Bir ülke var. Adını biliyorsunuz. Son yıllarda alıp başını gittiği söyleniyor. Alıp başını gittiği yer talan mekanizmalarının boy gösterdiği hayli meçhul bir yer olsa da kimileri ona ısrarla ileri demokrasi ülkesi deyip duruyor.

Hemen belirteyim ben bu ileri demokrasi lafından hiçbir şey anlamayanlardanım. Dolayısıyla ‘ama ama ama’ diye veryansın edenlere ‘niye niye niye’ diye soracak bir sürü sorum var.

Şimdi bu ileri demokrasi ülkesinde önümüzdeki hafta, ne kadar (sahi ne kadar?) ileri bir demokrasiyle soluk alıp veren bir ülke olduğumuzu kanıtlayacak yeni bir sayfa açılıyor.

Prof. Dr. Büşra Ersanlı’nın duruşması. Hocamız 8 ay süren tutukluluğunun sonrasında, 2 Temmuz’da KCK İstanbul Ana Davası kapsamında Silivri’de yargılanmaya başlayacak.

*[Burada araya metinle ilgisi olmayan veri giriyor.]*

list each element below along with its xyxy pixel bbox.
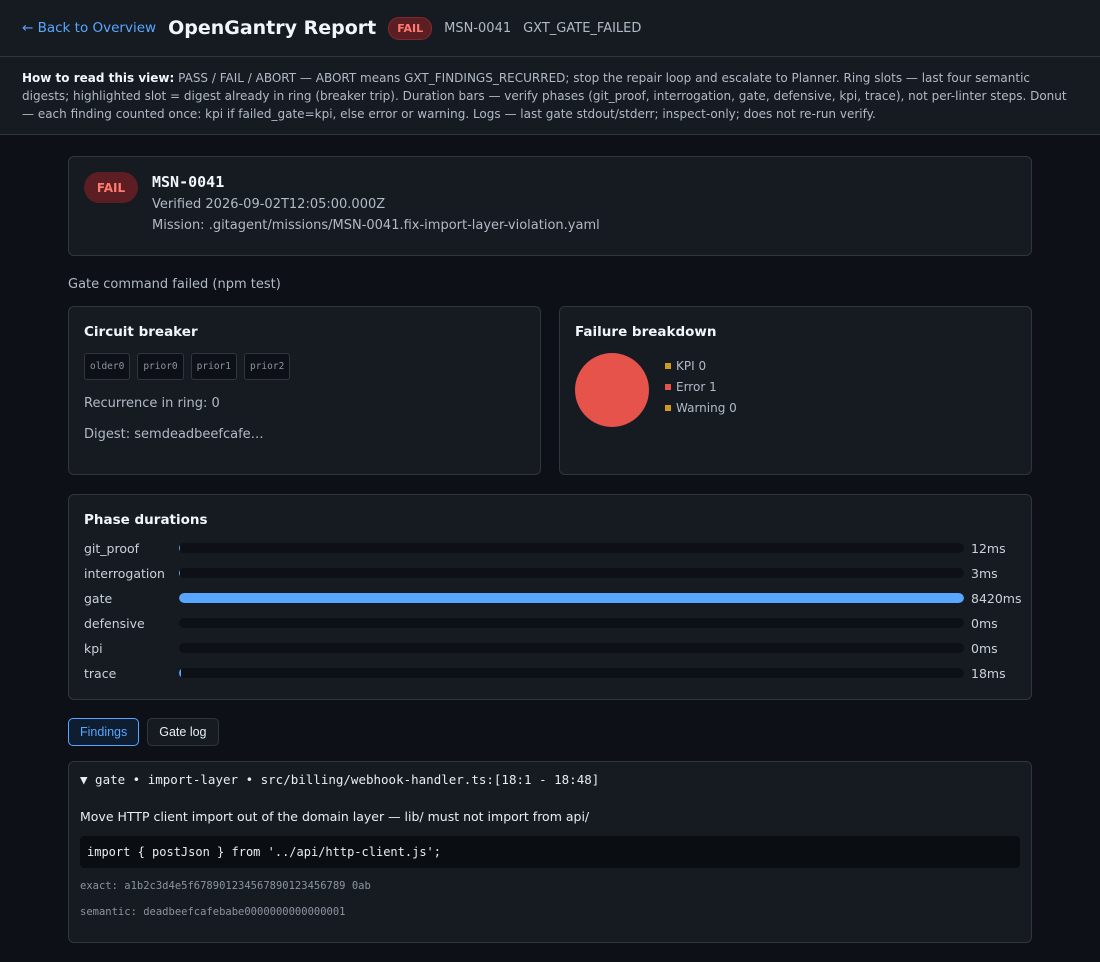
phase-name: git_proof — [84, 540, 140, 556]
mission-path: Mission: .gitagent/missions/MSN-0041.fix… — [152, 218, 600, 233]
phase-duration: 18ms — [971, 665, 1006, 681]
phase-row-defensive: defensive 0ms — [84, 615, 1016, 631]
phase-bar-track — [179, 543, 964, 553]
legend-swatch — [665, 384, 671, 390]
view-tabs: Findings Gate log — [68, 718, 1032, 746]
phase-name: defensive — [84, 615, 145, 631]
finding-toggle[interactable]: ▼ gate • import-layer • src/billing/webh… — [80, 772, 1020, 787]
back-to-overview-link[interactable]: ← Back to Overview — [22, 20, 156, 36]
failure-breakdown-title: Failure breakdown — [575, 324, 717, 340]
semantic-digest: semantic: deadbeefcafebabe00000000000000… — [80, 906, 346, 918]
how-to-read-panel: How to read this view: PASS / FAIL / ABO… — [0, 57, 1100, 135]
legend-swatch — [665, 405, 671, 411]
phase-row-trace: trace 18ms — [84, 665, 1016, 681]
finding-card: ▼ gate • import-layer • src/billing/webh… — [68, 761, 1032, 943]
phase-row-git-proof: git_proof 12ms — [84, 540, 1016, 556]
phase-bar-track — [179, 643, 964, 653]
ring-slot: prior0 — [137, 353, 184, 380]
phase-bar-fill — [179, 593, 964, 603]
phase-bar-track — [179, 668, 964, 678]
legend-label: KPI 0 — [676, 359, 707, 373]
gate-message: Gate command failed (npm test) — [68, 277, 281, 292]
ring-slots: older0 prior0 prior1 prior2 — [84, 353, 525, 380]
summary-status-badge: FAIL — [84, 172, 138, 203]
phase-name: trace — [84, 665, 117, 681]
phase-duration: 0ms — [971, 615, 998, 631]
ring-slot: older0 — [84, 353, 131, 380]
legend-item-kpi: KPI 0 — [665, 359, 737, 373]
failure-donut — [575, 353, 649, 427]
legend-label: Error 1 — [676, 380, 717, 394]
donut-slice-error — [575, 353, 649, 427]
finding-code: import { postJson } from '../api/http-cl… — [80, 836, 1020, 868]
phase-durations-title: Phase durations — [84, 512, 208, 528]
phase-duration: 0ms — [971, 640, 998, 656]
howto-text: PASS / FAIL / ABORT — ABORT means GXT_FI… — [22, 71, 1067, 121]
error-code-label: GXT_GATE_FAILED — [523, 20, 642, 36]
ring-slot: prior2 — [243, 353, 291, 380]
ring-slot: prior1 — [190, 353, 237, 380]
summary-mission-id: MSN-0041 — [152, 173, 225, 191]
status-badge: FAIL — [388, 16, 433, 40]
page-title: OpenGantry Report — [168, 17, 377, 39]
phase-row-gate: gate 8420ms — [84, 590, 1022, 606]
verified-timestamp: Verified 2026-09-02T12:05:00.000Z — [152, 197, 386, 212]
circuit-breaker-card: Circuit breaker older0 prior0 prior1 pri… — [68, 306, 541, 475]
phase-bar-track — [179, 568, 964, 578]
top-bar: ← Back to Overview OpenGantry Report FAI… — [0, 0, 1100, 57]
failure-breakdown-card: Failure breakdown KPI 0 Error 1 Warning … — [559, 306, 1032, 475]
summary-card: FAIL MSN-0041 Verified 2026-09-02T12:05:… — [68, 156, 1032, 256]
phase-duration: 12ms — [971, 540, 1006, 556]
phase-name: interrogation — [84, 565, 165, 581]
legend-swatch — [665, 363, 671, 369]
exact-digest: exact: a1b2c3d4e5f6789012345678901234567… — [80, 880, 371, 892]
tab-gate-log[interactable]: Gate log — [147, 718, 219, 746]
phase-bar-track — [179, 593, 964, 603]
phase-duration: 8420ms — [971, 590, 1022, 606]
legend-item-error: Error 1 — [665, 380, 737, 394]
phase-bar-track — [179, 618, 964, 628]
phase-bar-fill — [179, 668, 181, 678]
howto-lead: How to read this view: — [22, 71, 175, 85]
failure-legend: KPI 0 Error 1 Warning 0 — [665, 359, 737, 415]
tab-findings[interactable]: Findings — [68, 718, 140, 746]
mission-id-label: MSN-0041 — [444, 20, 512, 36]
recurrence-count: Recurrence in ring: 0 — [84, 396, 220, 411]
legend-label: Warning 0 — [676, 401, 737, 415]
phase-row-interrogation: interrogation 3ms — [84, 565, 1016, 581]
phase-duration: 3ms — [971, 565, 998, 581]
phase-name: kpi — [84, 640, 103, 656]
digest-value: Digest: semdeadbeefcafe… — [84, 427, 264, 442]
phase-rows: git_proof 12ms interrogation 3ms gate 84… — [84, 540, 1022, 681]
phase-name: gate — [84, 590, 113, 606]
main-content: FAIL MSN-0041 Verified 2026-09-02T12:05:… — [68, 156, 1032, 943]
circuit-breaker-title: Circuit breaker — [84, 324, 198, 340]
phase-row-kpi: kpi 0ms — [84, 640, 1016, 656]
finding-message: Move HTTP client import out of the domai… — [80, 809, 590, 824]
legend-item-warning: Warning 0 — [665, 401, 737, 415]
phase-bar-fill — [179, 543, 181, 553]
phase-durations-card: Phase durations git_proof 12ms interroga… — [68, 494, 1032, 700]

Son derece nahoş bir sürecin kilitlendiği bir nokta burası. Neden derseniz sadece işini yapan, işini yaparken bilimin yaşamla kuracağı devinimi esas alan, uluslararası akademik çevrelerde tanınan saygın bir öğretim üyesini aylardır içerde tutuyorsunuz. Buna kılıf, gerekçe olarak gösterdiğiniz hususlarsa gerçekten ileri bir demokrasi ülkesine yakışmayacak, uymayacak, bu anlayışa bol gelecek nedenler. Yasal bir siyasal partide, partinin Anayasa Komisyonu’nda ve Siyaset Akademileri’nde yer almak...Aylardır içerde tuttuğunuz gerçek bir biliminsanı için geliştirdiğiniz nedenler bunlar işte! Onun elini taşın altına koymaktan çekinmemiş tavrı. Bu sert, ayrıştıcı, kutupları ve kutuplaşmayı seven öfkeli coğrafyada insanlığıyla bize göstermeye çalıştıkları.

Ne kadar farkındasınız bilmem, bu ülkede ifade özgürlüğünü yargılıyorsunuz baylar ve bayanlar.

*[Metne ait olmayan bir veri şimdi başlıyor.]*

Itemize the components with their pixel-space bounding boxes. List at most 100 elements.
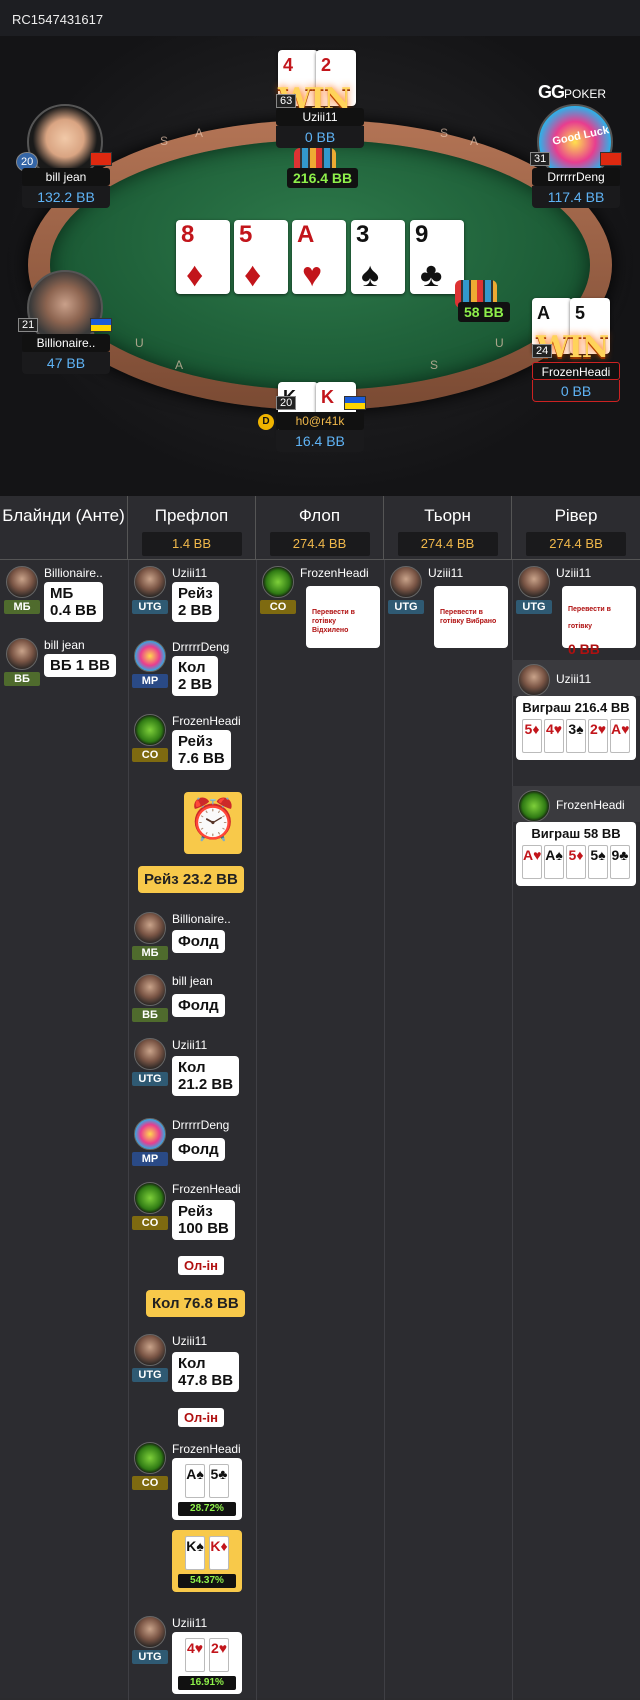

İfade özgürlüğünü yargılarken sadece bir üniversite hocasını değil, bu ülkedeki üniversite dokusunu, üniversiteyi üniversite yapacak düşünce özgürlüğünü de baltalıyorsunuz. Bu hepimizi yaralayacak bir tavırdır. Hepimizi.

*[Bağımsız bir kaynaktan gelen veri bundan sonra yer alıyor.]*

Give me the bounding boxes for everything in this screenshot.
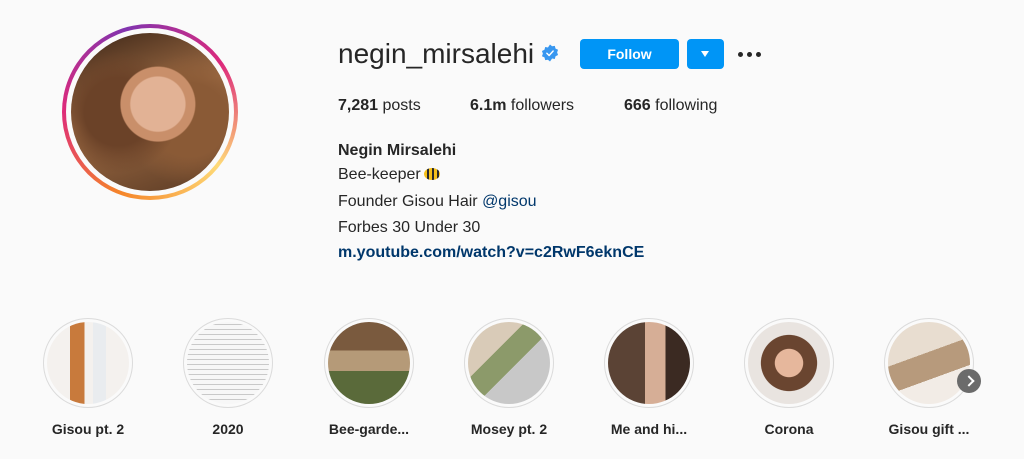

Bilmem anlatabiliyor muyum?

Sizler düşünceyi, sadece sizin tekelinizde olan biçimde ‘düşünce’ olarak kabul eden bir zihniyeti yaratmak için durmadan didiniyor, yaratmış olduğunuz bu kumdan kaleye hizmet etmeyi kutsallık addediyorsunuz nicedir.

Üniversiteyi, öğrenciyi ve hocasını tek tip bir zihniyet içinde ablukaya alıyorsunuz ve ardından buna ileri demokrasi diyorsunuz.

Öyle bir ileri demokrasi ki hocası içerde, öğrencisi içerde, düşünce içerde.

Tüm bunlar içerde, cezaevindeyken, özgürlüğün tanımı nedir, bunu anlamakta zorlanıyorum, çok zorlanıyorum.

***


Geçtiğimiz günlerde Prof. Dr. Büşra Ersanlı’nın tutuklanması sonrasında kurulmuş GIT (Türkiye’de Araştırma ve Öğretim Özgürlüğü Uluslararası Çalışma Grubu)’in öncülüğünde bir toplantı yapıldı. ‘Akademideki Hak İhlalleri’ dosyası çerçevesinde hem Büşra Ersanlı’ya hem de üniversitelere özgürlük mesajı verildi.

Evet üniversiteler için kırmızı bir alarm bu. Neden mi?

Neden ortada.

‘Bugün, bilgilerini, tespitlerini ve araştırma sonuçlarını toplumla paylaşan ve bilhassa tabu sayılan konularda akademik çalışmayı önceleyen biliminsanlarının, giderek artan baskı ve yıldırmalarla karşı karşıya bildikleri bilinmekte.’

Üniversiteler kimindir? Bu soruyu yeniden düşünme zamanı.